Early detection and proper intervention currently offer the best hope for minimizing the burden of VHL disease in order to prevent avoidable morbidity and mortality. Either surgical resection or radiation therapy has a role in management of hemangioblastoma in CNS. However, no randomized clinical trials comparing these approaches, or are any randomized trials addressing the optimal timing of therapeutic intervention have been reported. The principle advantage of radiation therapy is that it is noninvasive and does not carry the risks of conventional surgery, such as difficulty to approach, infection, anesthetic complication, stroke, or neurologic deficits in CNS. In particular, in patients with VHL disease, multiple hemangioblastomas tend to develop over time within both the brain and spine, often necessitating multiple operations over a patient's lifetime. Even though these operations take successfully, the patients show gradual disability. In such cases, radiation therapy may be a much safer option [11]. In our case, the patient underwent multiple steps of surgery and radiotherapy. In particular, hemangioblastomas in CNS are controlled safely under radiation therapy regardless of symptoms.

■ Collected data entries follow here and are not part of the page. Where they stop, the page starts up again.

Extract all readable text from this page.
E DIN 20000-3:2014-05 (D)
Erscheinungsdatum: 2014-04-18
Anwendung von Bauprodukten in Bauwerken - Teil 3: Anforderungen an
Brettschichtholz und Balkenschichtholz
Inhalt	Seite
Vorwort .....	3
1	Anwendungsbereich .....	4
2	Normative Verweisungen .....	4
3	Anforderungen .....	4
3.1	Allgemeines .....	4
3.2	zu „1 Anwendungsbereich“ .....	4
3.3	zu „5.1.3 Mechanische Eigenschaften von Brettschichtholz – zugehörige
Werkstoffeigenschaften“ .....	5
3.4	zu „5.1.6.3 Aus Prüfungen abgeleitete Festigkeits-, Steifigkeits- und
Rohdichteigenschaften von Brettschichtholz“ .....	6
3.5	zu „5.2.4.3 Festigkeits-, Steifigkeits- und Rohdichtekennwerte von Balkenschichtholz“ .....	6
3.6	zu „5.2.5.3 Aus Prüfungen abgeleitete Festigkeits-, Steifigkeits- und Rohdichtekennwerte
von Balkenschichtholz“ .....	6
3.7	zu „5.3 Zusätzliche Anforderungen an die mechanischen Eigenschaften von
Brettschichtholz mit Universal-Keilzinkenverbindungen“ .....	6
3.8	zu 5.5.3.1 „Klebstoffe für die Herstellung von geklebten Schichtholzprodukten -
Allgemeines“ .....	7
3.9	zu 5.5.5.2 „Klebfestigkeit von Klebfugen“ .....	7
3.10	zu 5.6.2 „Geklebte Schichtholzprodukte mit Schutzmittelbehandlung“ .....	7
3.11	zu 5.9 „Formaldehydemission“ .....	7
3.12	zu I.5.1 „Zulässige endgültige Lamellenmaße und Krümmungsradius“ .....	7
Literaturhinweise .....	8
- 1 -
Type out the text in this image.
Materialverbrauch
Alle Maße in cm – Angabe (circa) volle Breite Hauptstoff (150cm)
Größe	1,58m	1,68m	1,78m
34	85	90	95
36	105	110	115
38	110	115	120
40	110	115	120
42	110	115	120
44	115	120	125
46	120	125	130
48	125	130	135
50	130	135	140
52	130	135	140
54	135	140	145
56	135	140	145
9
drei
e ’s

There is no effective therapeutic agent in VHL disease. A small number of clinical trials were conducted, and further study will be needed. For example, Kim et al. [12] reported on sunitinib, tyrosine kinase inhibitor, which inhibits the VEGF and PDGF receptors, and is administered in patients who had metastatic renal cell carcinoma with complicating VHL disease, and it prolonged the duration of response time. As early detection and intervention in time is important for VHL patients, routine surveillance and a multidisciplinary appr-oach due to multisystem involvement are needed. Thus, all VHL patients and relatives who are at risk should be entered into comprehensive screening programs at special referral centers (for example see Table 1 [13]).

Table 1.

Example of a routine surveillance protocol for von Hippel–Lindau disease

Protocol
Screen for retinal angioma
Annual ophthalmic examinations (direct and indirect ophthalmoscopy), beginning in infancy or early childhood
Screen for CNS hemangioblastoma
MRI scans of the head for every 12-36 months, beginning in adolescence
Screen for renal cell carcinoma and pancreatic tumors
MRI (or ultrasound) examinations of the abdomen every 12 months, beginning from the age of 16 years
Screen for pheochromocytoma
Annual blood pressure monitoring and 24-hour urine studies for catecholamine metabolites
More intense surveillance (e.g., annual measurement of plasma normetanephrine levels, adrenal imaging, beginning from the age of 8 years should be considered in families at high-risk for pheochromocytoma)

Adopted from Maher’s paper [13], Curr Mol Med. 2004;4:833-42, with permission of Bentham Science Publishers. CNS, central nervous system; MRI, magnetic resonance imaging.